Envisager le confinement comme une cure de sommeil ou d’introspection ? Impensable. “Moi, j’ai pas le temps de confiner si on veut avoir à manger pendant l’été. En mars-avril, on prépare l’été, c’est le temps des plantations. Là, on prépare nos serre-tunnels : tomates, poivrons, courgettes, aubergines, concombres, melons…”
À côté de ses légumes, elle installe une vieille urne en bois à côté de son étal. “Mathieu ne veut pas que je touche l’argent”, dit-elle un peu moqueuse. Les premiers clients y jettent billets et monnaie après avoir rempli leur panier de légumes. L’action est martelée d’un “a voté !” lancé par Audrey qui conclut la vente.
“Si vous ne nous voyez plus à cause de l’épidémie, écrivez-nous”
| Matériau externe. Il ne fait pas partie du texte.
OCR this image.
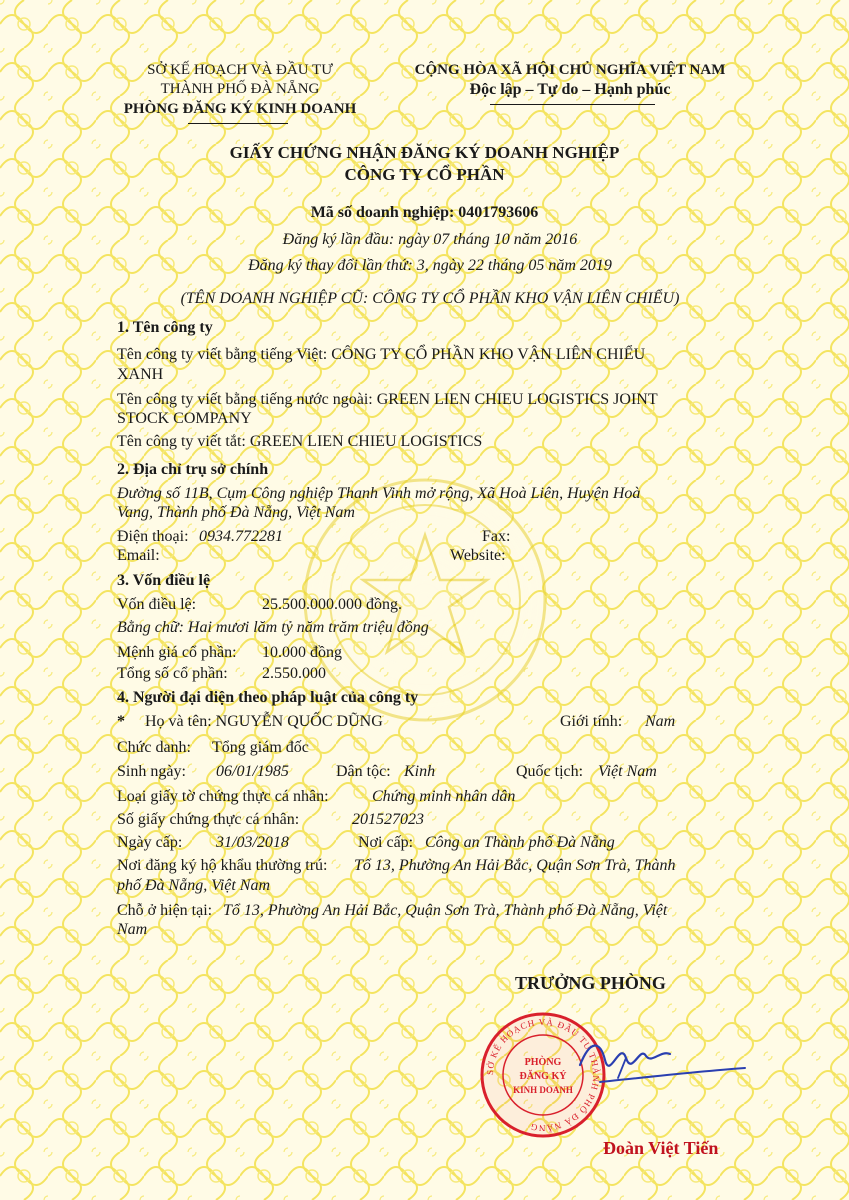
SỞ KẾ HOẠCH VÀ ĐẦU TƯ
THÀNH PHỐ ĐÀ NẴNG
PHÒNG ĐĂNG KÝ KINH DOANH
CỘNG HÒA XÃ HỘI CHỦ NGHĨA VIỆT NAM
Độc lập – Tự do – Hạnh phúc
GIẤY CHỨNG NHẬN ĐĂNG KÝ DOANH NGHIỆP
CÔNG TY CỔ PHẦN
Mã số doanh nghiệp: 0401793606
Đăng ký lần đầu: ngày 07 tháng 10 năm 2016
Đăng ký thay đổi lần thứ: 3, ngày 22 tháng 05 năm 2019
(TÊN DOANH NGHIỆP CŨ: CÔNG TY CỔ PHẦN KHO VẬN LIÊN CHIỂU)
1. Tên công ty
Tên công ty viết bằng tiếng Việt: CÔNG TY CỔ PHẦN KHO VẬN LIÊN CHIỂU
XANH
Tên công ty viết bằng tiếng nước ngoài: GREEN LIEN CHIEU LOGISTICS JOINT
STOCK COMPANY
Tên công ty viết tắt: GREEN LIEN CHIEU LOGISTICS
2. Địa chỉ trụ sở chính
Đường số 11B, Cụm Công nghiệp Thanh Vinh mở rộng, Xã Hoà Liên, Huyện Hoà
Vang, Thành phố Đà Nẵng, Việt Nam
Điện thoại: 0934.772281	Fax:
Email:	Website:
3. Vốn điều lệ
Vốn điều lệ:	25.500.000.000 đồng.
Bằng chữ: Hai mươi lăm tỷ năm trăm triệu đồng
Mệnh giá cổ phần: 10.000 đồng
Tổng số cổ phần: 2.550.000
4. Người đại diện theo pháp luật của công ty
* Họ và tên: NGUYỄN QUỐC DŨNG	Giới tính: Nam
Chức danh: Tổng giám đốc
Sinh ngày: 06/01/1985	Dân tộc: Kinh	Quốc tịch: Việt Nam
Loại giấy tờ chứng thực cá nhân:	Chứng minh nhân dân
Số giấy chứng thực cá nhân:	201527023
Ngày cấp: 31/03/2018	Nơi cấp: Công an Thành phố Đà Nẵng
Nơi đăng ký hộ khẩu thường trú: Tổ 13, Phường An Hải Bắc, Quận Sơn Trà, Thành
phố Đà Nẵng, Việt Nam
Chỗ ở hiện tại: Tổ 13, Phường An Hải Bắc, Quận Sơn Trà, Thành phố Đà Nẵng, Việt
Nam
TRƯỞNG PHÒNG
SỞ KẾ HOẠCH VÀ ĐẦU TƯ THÀNH PHỐ ĐÀ NẴNG
PHÒNG
ĐĂNG KÝ
KINH DOANH
Đoàn Việt Tiến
Audrey, Mathieu et leur équipe travaillent toute l’année. “On a des clients fidèles à qui on manque si on s’absente.” Pendant le confinement, la vente continue donc aussi à Marseille le mardi et le samedi. “Ça nous rallonge les jours de récolte déjà copieux en général.”
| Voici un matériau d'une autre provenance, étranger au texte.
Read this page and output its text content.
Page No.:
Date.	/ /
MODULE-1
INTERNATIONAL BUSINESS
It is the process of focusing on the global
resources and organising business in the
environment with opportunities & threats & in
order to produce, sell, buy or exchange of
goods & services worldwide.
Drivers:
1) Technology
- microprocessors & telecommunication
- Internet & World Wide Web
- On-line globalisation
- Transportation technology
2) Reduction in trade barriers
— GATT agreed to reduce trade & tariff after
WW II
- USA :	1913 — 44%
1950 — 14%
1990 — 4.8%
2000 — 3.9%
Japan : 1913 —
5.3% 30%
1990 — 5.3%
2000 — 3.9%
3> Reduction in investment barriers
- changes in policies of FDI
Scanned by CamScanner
Quelques semaines avant le confinement, la maraîchère a senti le vent tourner. Avec ses deux vendeurs, elle a récolté les adresses e-mails de ses clients pour garder le lien. “On leur avait dit : si vous ne nous voyez plus à cause de l’épidémie, on trouvera une solution pour vous livrer !”, se souvient-elle.
Le mardi 17 mars, surprise : le marché est annulé jusqu’à nouvel ordre. “Je me suis pointée au marché le mardi après l’interdiction des marchés… On était deux vendeurs [elle est la seule productrice, les autres sont des revendeurs, NDLR], je n’avais pas été prévenue de l’annulation… Les clients étaient là quand même. J’ai essayé d’appeler le service des emplacements à la Ville de Marseille mais je n’ai pas réussi à les joindre. Aujourd’hui, j’ai trouvé une autre solution, j’ai laissé tomber.”
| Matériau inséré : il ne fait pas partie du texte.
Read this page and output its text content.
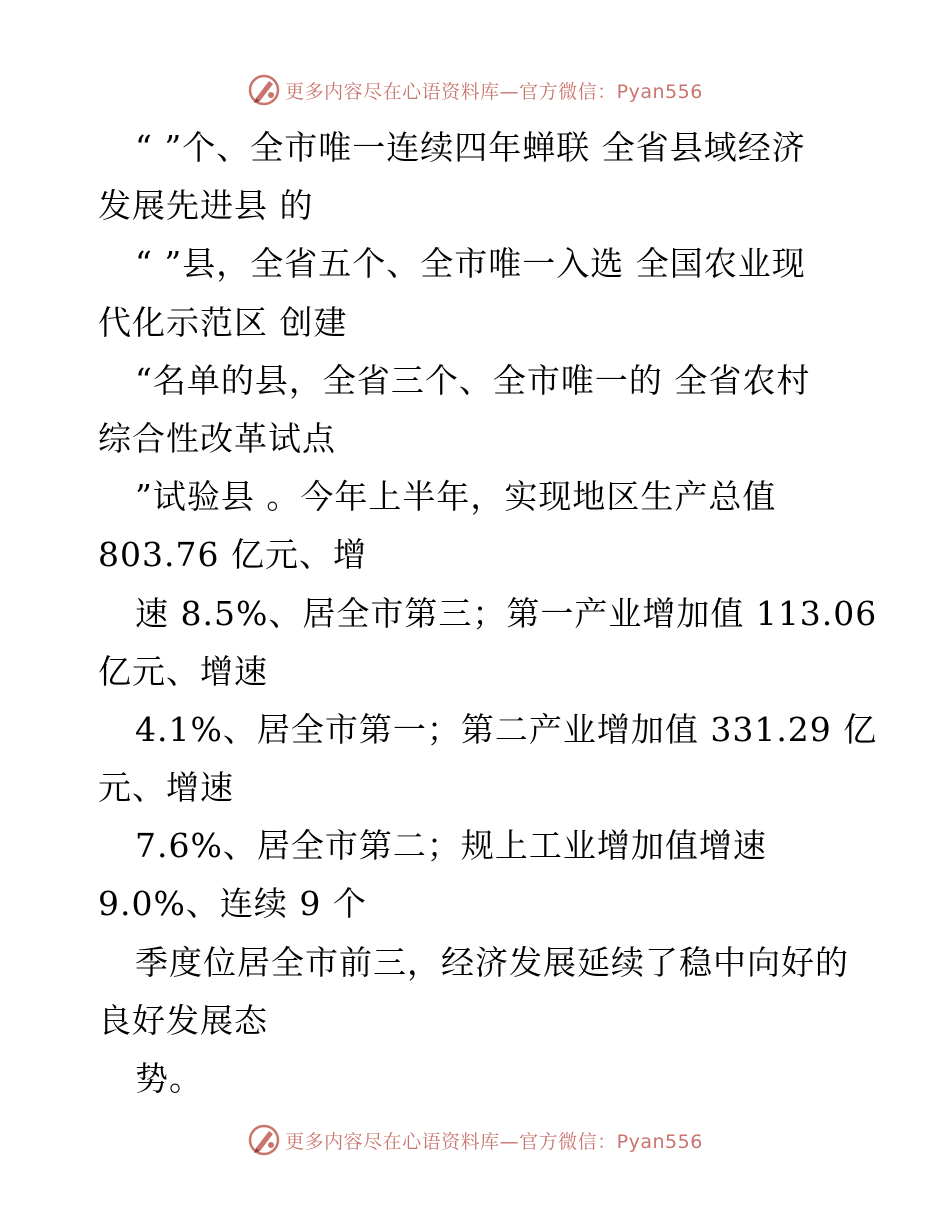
更多内容尽在心语资料库—官方微信：Pyan556
“ ”个、全市唯一连续四年蝉联 全省县域经济
发展先进县 的
“ ”县，全省五个、全市唯一入选 全国农业现
代化示范区 创建
“名单的县，全省三个、全市唯一的 全省农村
综合性改革试点
”试验县 。今年上半年，实现地区生产总值
803.76 亿元、增
速 8.5%、居全市第三；第一产业增加值 113.06
亿元、增速
4.1%、居全市第一；第二产业增加值 331.29 亿
元、增速
7.6%、居全市第二；规上工业增加值增速
9.0%、连续 9 个
季度位居全市前三，经济发展延续了稳中向好的
良好发展态
势。
更多内容尽在心语资料库—官方微信：Pyan556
La vente directe se fait maintenant depuis l’atelier d’une chapellerie, à deux pas des allées Léon-Gambetta. “C’est trop la classe, je vends mes légumes devant des étagères de chapeaux… On a prévenu nos clients. Ils font leur choix, comme à la ferme.”
Cette nouvelle organisation demande une dizaine d’heures de travail par semaine supplémentaires : conditionnement des légumes, pesée pour éviter la manipulation par les clients, déchargement du camion…
“Ma fille grandit à la vitesse de la lumière”
Aux Jardins de l’Escapade, une fillette brune court et crie joyeusement derrière un chien qui doit faire trois fois sa taille et son poids. À quatre ans, Louison est confinée avec ses parents sur l’exploitation. “On a la petite H/24. Mathieu s’en occupe le matin, moi l’après-midi. Heureusement, pas d’école à la maison, car elle est en maternelle. On essaye de l’éveiller à notre manière : elle bricole avec nous, elle plante les oignons, on parle des petites bêtes qu’elle découvre… Donc, on se débrouille comme on peut. Ça ne nous fait pas gagner du temps. Mais j’ai aussi embauché pour nous dégager un peu de temps de famille. Je compte deux ou trois heures par jour pour m’occuper de Louison. Elle est beaucoup livrée à elle-même mais on essaye d’être là chacun à notre tour. Elle s’autonomise et grandit à la vitesse de la lumière. C’est ce qu’apporte le confinement.”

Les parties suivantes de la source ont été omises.